Mesmo após os ataques aos servidores feitos por Temer e Bolsonaro, com a redução dos quadros, os mais de três anos sem reajuste salarial, nesses tempos de dificuldade, não é o mercado financeiro que vai resolver nossos problemas, é o Estado que socorre que tem a resposta que o mercado não tem

– Pedro Luis Totty

Outros trabalhadores na linha de frente ao combate à pandemia são os dos Correios, que hoje além das correspondências e encomendas entregues, levam aos laboratórios médicos de universidades  a coleta dos testes do coronavírus para serem analisados.

Mas, os perigos à exposição do coronavírus que esses trabalhadores e trabalhadoras correm, não têm tido o reconhecimento da direção dos Correios, que cortou em até 30% os salários dos carteiros afastados do trabalho por fazerem parte do grupo de risco, como diabéticos e maiores de 65 anos. Os gestores que estão em casa tiveram um corte de 20% nos salários, por “perda de função”. Os Correios também estão na lista de privatização de Bolsonaro.

A categoria teve de entrar com pedido de liminar no TST,  que deu ganho de causa aos trabalhadores, para garantir insumos como álcool gel e máscaras para quem que está nas ruas, denuncia José Rivaldo da Silva, secretário-geral da Federação Nacional dos Trabalhadores de Correios, Telégrafos e Similares (Fentect-CUT).

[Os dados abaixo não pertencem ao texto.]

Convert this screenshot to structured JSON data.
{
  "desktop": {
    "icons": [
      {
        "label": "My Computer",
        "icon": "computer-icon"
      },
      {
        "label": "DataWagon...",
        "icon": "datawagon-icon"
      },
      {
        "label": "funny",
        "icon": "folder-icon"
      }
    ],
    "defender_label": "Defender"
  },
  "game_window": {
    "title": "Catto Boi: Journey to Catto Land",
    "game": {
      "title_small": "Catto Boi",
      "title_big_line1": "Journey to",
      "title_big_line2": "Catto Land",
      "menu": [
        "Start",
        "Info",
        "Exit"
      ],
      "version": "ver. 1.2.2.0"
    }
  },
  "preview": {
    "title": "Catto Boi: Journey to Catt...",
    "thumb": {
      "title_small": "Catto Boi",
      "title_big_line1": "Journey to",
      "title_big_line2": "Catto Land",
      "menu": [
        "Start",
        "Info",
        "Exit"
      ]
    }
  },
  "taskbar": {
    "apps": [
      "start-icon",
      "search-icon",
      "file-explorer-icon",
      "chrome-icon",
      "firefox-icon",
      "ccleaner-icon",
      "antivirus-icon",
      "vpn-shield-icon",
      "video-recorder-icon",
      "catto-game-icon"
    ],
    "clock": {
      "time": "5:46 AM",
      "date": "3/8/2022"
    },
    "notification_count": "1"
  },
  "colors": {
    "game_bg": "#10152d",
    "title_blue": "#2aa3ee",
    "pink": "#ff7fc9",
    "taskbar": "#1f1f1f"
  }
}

Enquanto a gente trabalha, fazendo a nossa parte e dando a nossa contribuição ao país, fomos obrigados a ir à Justiça exigir nossa proteção, já que mesmo correndo riscos estamos sendo desvalorizados pela direção da empresa

– José Rivaldo da Silva

O dirigente diz ainda que apesar dos serviços prestados pelos Correios serem essenciais, está faltando sensibilização à direção da empresa que não limita o atendimento ao que é realmente essencial como entrega de medicamentos e testes do coronavírus.